Just Memories
now that Harry Patch is dead
Harry Patch is dead. Just a man
who lived his time, and then some.
His kind will never die, along with
solemn memories. The young to come,
we hope, will never cease at times
to think how he survived,
to live across three centuries
untarnished by the carnage
he did not speak of for 80 years,
until just ghosts inhabited his world.
Then people came to listen.
Never again, he said. Never again.
I
just caught on the news the other day that a memorial has just been
unveiled in Wells Cathedral to honor the last soldier to have survived
fighting in the trenches of the First World War.
Harry
Patch was 101 when he died, just a couple of years ago.
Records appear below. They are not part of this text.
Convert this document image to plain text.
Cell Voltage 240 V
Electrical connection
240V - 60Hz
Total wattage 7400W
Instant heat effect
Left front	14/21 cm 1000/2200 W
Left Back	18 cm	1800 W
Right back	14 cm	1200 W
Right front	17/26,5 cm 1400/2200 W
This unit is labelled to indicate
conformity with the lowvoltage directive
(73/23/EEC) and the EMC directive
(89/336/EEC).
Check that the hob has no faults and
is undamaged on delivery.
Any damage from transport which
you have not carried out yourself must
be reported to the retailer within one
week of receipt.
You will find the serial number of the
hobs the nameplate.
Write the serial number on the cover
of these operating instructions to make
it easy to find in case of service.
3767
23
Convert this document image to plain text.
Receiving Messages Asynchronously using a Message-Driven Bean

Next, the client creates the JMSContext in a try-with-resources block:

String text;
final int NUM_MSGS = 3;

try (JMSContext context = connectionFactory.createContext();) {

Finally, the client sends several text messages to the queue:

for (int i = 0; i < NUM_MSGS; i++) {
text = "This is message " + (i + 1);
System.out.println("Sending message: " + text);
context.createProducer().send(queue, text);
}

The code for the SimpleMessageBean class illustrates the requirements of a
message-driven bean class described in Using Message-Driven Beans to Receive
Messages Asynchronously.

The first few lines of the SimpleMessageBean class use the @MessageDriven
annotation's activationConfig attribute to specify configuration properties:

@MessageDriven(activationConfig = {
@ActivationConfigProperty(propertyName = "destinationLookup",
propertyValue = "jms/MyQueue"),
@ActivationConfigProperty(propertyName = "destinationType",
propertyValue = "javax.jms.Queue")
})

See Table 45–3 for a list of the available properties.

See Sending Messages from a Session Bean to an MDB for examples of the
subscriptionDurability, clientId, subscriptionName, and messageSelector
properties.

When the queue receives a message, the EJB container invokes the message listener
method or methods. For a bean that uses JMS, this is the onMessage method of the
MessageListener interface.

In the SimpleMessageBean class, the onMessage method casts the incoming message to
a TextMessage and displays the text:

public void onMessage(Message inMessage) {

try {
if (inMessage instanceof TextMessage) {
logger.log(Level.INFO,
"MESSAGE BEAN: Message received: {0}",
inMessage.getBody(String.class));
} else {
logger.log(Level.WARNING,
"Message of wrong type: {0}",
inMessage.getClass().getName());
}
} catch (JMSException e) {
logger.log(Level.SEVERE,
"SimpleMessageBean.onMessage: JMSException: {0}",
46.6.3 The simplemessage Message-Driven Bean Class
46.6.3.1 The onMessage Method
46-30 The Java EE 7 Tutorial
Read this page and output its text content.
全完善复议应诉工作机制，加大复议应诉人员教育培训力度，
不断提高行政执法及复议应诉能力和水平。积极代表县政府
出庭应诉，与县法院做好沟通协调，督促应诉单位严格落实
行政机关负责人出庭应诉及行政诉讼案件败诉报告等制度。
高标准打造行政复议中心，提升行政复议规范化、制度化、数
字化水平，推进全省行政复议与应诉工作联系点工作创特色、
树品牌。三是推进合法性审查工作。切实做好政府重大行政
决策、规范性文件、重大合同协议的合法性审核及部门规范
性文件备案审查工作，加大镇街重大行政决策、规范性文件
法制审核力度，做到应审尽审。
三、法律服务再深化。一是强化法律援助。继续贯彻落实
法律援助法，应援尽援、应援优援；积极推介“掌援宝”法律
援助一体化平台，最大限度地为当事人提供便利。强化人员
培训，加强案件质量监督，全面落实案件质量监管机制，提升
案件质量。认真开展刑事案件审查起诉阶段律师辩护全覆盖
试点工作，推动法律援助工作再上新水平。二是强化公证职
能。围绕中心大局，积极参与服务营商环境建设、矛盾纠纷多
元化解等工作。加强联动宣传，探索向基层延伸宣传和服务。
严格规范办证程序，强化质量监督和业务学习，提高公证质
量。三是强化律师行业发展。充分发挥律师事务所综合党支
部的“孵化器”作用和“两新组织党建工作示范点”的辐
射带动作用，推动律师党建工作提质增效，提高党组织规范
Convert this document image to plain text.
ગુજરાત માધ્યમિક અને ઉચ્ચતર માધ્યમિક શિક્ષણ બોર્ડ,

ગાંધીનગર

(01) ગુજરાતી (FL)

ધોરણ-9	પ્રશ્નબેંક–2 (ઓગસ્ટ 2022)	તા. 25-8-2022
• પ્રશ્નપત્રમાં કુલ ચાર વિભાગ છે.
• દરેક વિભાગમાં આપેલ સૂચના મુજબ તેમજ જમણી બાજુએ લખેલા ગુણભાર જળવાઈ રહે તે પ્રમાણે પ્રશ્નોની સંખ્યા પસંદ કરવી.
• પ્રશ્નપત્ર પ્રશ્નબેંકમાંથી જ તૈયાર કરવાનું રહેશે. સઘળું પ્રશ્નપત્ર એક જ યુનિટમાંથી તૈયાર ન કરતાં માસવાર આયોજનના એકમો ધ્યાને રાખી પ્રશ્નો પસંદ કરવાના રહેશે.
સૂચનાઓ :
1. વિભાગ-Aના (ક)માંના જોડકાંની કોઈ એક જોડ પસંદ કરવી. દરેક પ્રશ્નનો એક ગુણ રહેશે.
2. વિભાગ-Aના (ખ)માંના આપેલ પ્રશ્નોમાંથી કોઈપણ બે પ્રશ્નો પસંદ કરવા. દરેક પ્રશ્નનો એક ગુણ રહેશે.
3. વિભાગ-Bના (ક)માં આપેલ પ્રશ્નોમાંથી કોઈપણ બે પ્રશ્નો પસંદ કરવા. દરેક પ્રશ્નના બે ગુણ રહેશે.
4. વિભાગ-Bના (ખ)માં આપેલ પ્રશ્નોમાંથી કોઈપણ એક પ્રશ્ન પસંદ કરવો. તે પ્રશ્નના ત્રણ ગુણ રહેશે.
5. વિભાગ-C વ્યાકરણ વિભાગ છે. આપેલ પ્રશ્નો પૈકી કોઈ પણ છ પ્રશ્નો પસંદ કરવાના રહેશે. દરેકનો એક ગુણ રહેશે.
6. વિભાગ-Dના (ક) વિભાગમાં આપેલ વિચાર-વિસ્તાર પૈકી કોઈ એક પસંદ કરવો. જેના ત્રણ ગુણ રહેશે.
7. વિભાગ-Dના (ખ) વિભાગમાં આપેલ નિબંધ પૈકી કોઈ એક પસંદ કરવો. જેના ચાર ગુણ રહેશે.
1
What is
remarkable about this old soldier is that he never spoke about the
horrors that he lived through, until he reached the age of 100.
And
then, during his last decade, in effect just the last year or so of his
life, he spoke about the terrible memories that he still carried with
him.
And that had in effect accompanied him throughout his life.
His
story is a moving one, and one worth finding out about. For when he
began to speak publicly about his memories and his experiences, he spoke
with extraordinary humanity about the horror of war, and against the
pursuance of it.
One phrase in particular sticks in my
mind from what I heard about the unveiling of his memorial in Wells
Cathedral, and that was how all it took to end it were a group of men
around a table in a railway carriage.
And the countless millions of wasted lives, lost to the world in which they were born.